Patients with LOPS will furniture walk or utilize an assistive device to increase their sensory feedback through their upper body to compensate
for the lack of feedback in the lower extremities.
Infrared light therapy is a valuable tool for improving circulation in the
lower leg and thereby, improving sensation.
SENSORY ASSESSMENT
Semmes Weinstein Monofilament Test: utilizes a monofilament to test
sensation over the sole of the foot and the palmar surface of the hand.
Can utilize 5 point or 10 point scale for each foot.

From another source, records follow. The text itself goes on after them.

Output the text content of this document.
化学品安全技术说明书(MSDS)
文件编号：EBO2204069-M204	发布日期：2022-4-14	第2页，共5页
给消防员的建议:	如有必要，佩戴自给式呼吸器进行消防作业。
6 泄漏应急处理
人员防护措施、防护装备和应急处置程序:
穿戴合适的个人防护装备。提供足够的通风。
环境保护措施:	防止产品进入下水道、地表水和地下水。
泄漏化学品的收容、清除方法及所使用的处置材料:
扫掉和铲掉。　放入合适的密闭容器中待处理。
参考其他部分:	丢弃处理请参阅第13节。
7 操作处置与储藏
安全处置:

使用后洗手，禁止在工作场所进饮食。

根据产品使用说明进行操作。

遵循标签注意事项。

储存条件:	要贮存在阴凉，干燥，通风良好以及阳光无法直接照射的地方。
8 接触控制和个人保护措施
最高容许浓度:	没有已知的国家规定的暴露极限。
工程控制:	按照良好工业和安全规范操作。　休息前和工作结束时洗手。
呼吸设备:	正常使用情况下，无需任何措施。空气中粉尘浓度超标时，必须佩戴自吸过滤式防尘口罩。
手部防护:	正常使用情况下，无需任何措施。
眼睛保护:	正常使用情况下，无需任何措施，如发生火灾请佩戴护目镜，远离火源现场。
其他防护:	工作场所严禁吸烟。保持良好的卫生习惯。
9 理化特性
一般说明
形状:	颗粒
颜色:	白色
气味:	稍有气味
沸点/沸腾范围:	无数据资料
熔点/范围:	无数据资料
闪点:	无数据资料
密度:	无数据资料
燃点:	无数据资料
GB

5.07/10g monofilament is recommended to identify peripheral neuropathy
Charts are available for tracking the patient’s progress and the test provides
an objective measure of change if a modality such as infrared is being
utilized.
BALANCE
Modified Clinical Test for Sensory Integration and Balance
4 step test that measures the degree to which each sensory system contributes to the
patient’s equilibrium
Assists the clinician in determining which system the patient relies on and which systems
must be facilitated
Provides evidence for gait instability on compliant surfaces and in low light
Can be used as a treatment intervention in preparation for gait training on uneven or compliant surfaces and to improve gait in low light situations such as getting up during the
night to go to the bathroom or walking down a dark hallway to get to a bedroom.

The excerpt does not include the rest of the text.